Source: HUD Administrative Law Judge Rules Against Minnesota Landlord Charged With Discriminating Against Persons With Disabilities.

For the ruling of the HUD ALJ, see Secretary of HUD v. Woodard, 15-AF-0109-FH-013 (May 9, 2016).
(1) According to the court ruling, the amount pocketed by the complaining tenant ($27,122.67) breaks down as follows:
  • $ 5,000 for lost housing opportunity,
  • $1,594.67 for the extra time and money associated with her longer commute from her new apartment (an extra 26 minutes per day commuting to and from work for just under one year),
  • $528 for her time spent participating in the prosecution of this case (33 hours x $16/hour), and
  • $20,000 for emotional distress damages.
(2) A $16,000 civil penalty was the most the court could impose when belting a first-time offender in this type of case. Part of the court's rationale for hitting up the managing agent with the maximum follows ("Respondent" refers to the managing agent):
  • Respondent's behavior merits imposition of a maximum civil penalty. The outright refusal to rent is arguably the most egregious form of fair housing violation, as it completely denies an individual a valuable housing opportunity.

    Respondent's actions are particularly severe in this case because they came late in the rental process. Complainant already had the keys to the property, and was mere minutes away from beginning the move-in process. She had no reason to suspect Respondent would block her path, literally at the front door. She thus had no opportunity to psychologically prepare for the shock and disappointment she experienced.

    Moreover, Respondent made his discriminatory comments directly to her or in her presence. He has shown no remorse for his conduct. If his brief communications with the Court are any indication, Respondent still does not believe he has done anything improper. A maximum penalty is necessary to impress upon him the severity of his misconduct.
    Maximum penalties should be reserved for the most egregious cases and imposed where needed to vindicate the public interest. In this case, although a first offender, Respondent has thumbed his nose at the system with regard to the prosecution of this case. He has refused to participate in these legal proceedings, other than mailing a handful of hastily written notes to HUD Counsel and the Court.

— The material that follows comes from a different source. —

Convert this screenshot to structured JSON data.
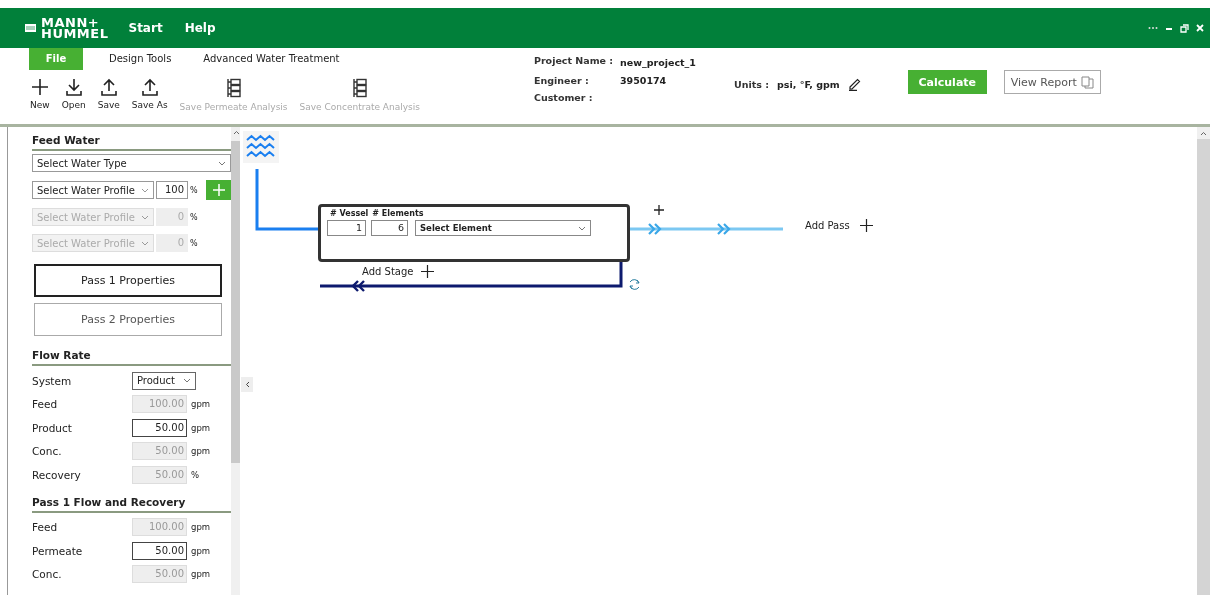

    He failed to appear for his deposition, causing HUD to waste taxpayer dollars. He refused to accept phone calls from HUD Counsel, and prematurely terminated a teleconference call with the presiding Administrative Law Judge. Respondent has made it unmistakably clear that this proceeding is beneath his interest. By doing so, he has shown no concern for the law or the civil rights of Complainant, Jane Doe 2. He is completely unrepentant. Indeed, his refusal to participate in these proceedings suggests disrespect for, or contempt of, the Fair Housing Act and this Court, and is an appropriate additional factor to consider in assessing a civil penalty. Respondent's dismissive attitude overshadows any other factors that might have otherwise suggested a less-than-maximum penalty.

    Upon consideration of all six factors, the Court finds that Respondent's conduct was especially egregious and must be met with a harsh penalty to deter similar behavior by himself or others in the future. Additionally, Respondent is directly culpable, and has not shown any measure of concern or remorse for the consequences of his actions. Accordingly, a maximum civil penalty of $16,000 is necessary.